You might get a bit of people planning their Vegas vacation to coincide with their hometown team being there, but I wouldn't imagine it would be in large numbers or often enough to depend on.
I still disagree. I am like you in the sense that I’m a sports/hockey freak. (The last time I was in Vegas, I was at a college basketball tournament and gambled for like 20 minutes). I’m not normal. But I wouldn’t call people who go to Vegas to see Penn & Teller normal, either.
I previously answered your question of “who’s going to visit Las Vegas and go to a hockey game?” With “They’re called DUDES.” I think there is a difference between a Vegas VISITOR and a Vegas TOURIST. A Tourist is more likely to go see a magician, acrobat or singer. A visitor is someone in town for a conference or convention (and tons of millions who visit Vegas are in that category). While a tourist is more likely to be a family or couple, the visitors are going to have a higher concentration of businessmen in groups of other business men.
The real draw of Vegas is that people can go to dinner, then A THING at 7 or 8, then hit the casinos and the clubs after. There’s plenty of men and women who will be interested in hockey as an option as one of those THINGS.
But I don’t see that as a critical point for Las Vegas. Vegas isn’t going to rely on 16,000 tourists/visitors a night.
Vegas is going to draw fans from multiple pools of people:
1. High rollers / corporations
2. Local Die-Hards who will comprise season ticket holder base.
3. Locals who like hockey and attend occasionally, specifically when their previous favorite team comes to town.
4. Locals who check out hockey because it’s their city’s team (hopefully they become fans)
5. Visitors coming to town to see a game
6. Visitors in town who happen to decide to catch a game
Those six groups makes them no different than any other NHL/NBA team in a market of 2 million people.

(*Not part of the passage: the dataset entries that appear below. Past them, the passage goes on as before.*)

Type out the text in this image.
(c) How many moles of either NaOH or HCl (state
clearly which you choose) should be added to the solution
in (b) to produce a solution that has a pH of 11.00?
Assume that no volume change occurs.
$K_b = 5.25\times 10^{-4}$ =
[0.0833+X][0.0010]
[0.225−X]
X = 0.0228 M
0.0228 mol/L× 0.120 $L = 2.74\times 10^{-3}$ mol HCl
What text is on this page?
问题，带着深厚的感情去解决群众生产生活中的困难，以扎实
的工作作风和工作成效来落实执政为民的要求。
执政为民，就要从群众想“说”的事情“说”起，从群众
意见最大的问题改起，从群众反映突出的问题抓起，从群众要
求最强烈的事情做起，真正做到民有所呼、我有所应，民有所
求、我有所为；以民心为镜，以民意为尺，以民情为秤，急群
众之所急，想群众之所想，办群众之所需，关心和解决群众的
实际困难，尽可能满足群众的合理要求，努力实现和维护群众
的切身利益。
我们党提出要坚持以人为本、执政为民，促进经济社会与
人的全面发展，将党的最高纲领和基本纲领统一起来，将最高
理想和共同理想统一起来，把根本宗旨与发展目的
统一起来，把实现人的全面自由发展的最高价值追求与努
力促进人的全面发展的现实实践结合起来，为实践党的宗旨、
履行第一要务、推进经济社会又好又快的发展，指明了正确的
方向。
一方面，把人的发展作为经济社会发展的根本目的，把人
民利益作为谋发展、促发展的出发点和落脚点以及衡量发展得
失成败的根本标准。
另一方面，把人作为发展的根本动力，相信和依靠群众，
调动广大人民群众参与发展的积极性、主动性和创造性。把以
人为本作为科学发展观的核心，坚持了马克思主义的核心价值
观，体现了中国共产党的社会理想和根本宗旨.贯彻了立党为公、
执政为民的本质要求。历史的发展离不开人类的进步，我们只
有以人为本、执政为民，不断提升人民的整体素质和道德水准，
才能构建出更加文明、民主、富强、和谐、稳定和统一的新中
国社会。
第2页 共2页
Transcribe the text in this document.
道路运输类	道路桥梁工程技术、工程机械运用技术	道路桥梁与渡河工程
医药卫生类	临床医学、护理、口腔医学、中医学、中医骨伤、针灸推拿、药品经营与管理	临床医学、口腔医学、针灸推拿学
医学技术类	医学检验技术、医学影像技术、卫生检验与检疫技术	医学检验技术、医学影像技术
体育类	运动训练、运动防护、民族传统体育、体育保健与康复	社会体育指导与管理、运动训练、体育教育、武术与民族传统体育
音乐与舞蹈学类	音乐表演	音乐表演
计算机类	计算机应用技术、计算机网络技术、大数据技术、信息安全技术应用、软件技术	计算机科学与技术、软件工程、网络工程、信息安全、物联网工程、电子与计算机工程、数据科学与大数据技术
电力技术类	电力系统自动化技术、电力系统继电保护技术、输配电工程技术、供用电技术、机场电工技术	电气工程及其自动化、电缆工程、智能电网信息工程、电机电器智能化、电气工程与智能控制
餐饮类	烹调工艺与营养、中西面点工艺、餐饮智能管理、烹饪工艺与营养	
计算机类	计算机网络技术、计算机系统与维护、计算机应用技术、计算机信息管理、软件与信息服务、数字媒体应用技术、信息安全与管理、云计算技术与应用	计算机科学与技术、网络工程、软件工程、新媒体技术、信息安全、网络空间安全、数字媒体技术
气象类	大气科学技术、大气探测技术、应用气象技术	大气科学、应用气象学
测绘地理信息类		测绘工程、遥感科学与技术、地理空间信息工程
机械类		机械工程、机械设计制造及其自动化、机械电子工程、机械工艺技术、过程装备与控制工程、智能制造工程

Comparing them to similar sized franchises (San Jose Sharks, Nashville Predators, Columbus Blue Jackets; and the NBA's Cleveland Cavaliers, Indianapolis Pacers)
1. Vegas probably has more high rollers/corporations than Nashville, Indy or Cleveland, and the about the same or less than San Jose or Columbus.
2. Tough to say, but no reason to believe it would be less than Nashville or Columbus
3. Again tough to say, but no less than Nashville
4. A little bit more than any of those five cities, because Vegas is the biggest. AND WAY MORE than Cleveland, Indy and Nashville because it will be the FIRST BIG LEAGUE TEAM in Las Vegas. And while Columbus/San Jose are "alone" among big four teams, San Jose has seven other franchises in the area in MLB, NFL, NBA and MLS; Columbus has MLS and Ohio State football. (UNLV football is terrible, their basketball is very good).
5. Vegas & San Jose blow the others out of the water. Vegas because of tourism and San Jose because there’s an INSANE amount of people in the region around them compared to anyone else that size (SF/OAK, Fresno, Stockton/Modesto, Sacramento)
6. Vegas blows everyone else out of the water.
7. Vegas can also have people who get comped tickets as part of a casino tie-in, where Vegas can make a little bit of scratch on otherwise unwanted tickets (if necessary).
And of course, it’s a safe bet that Vegas is going to promote better than anyone because that’s what Vegas does.
But no one said Nashville, Cleveland, Indianapolis, San Jose or Columbus couldn’t survive because the tourists will only care about Country Music, the Rock N Roll Hall of Fame, IndyCar racing, Computer Chips or Insurance.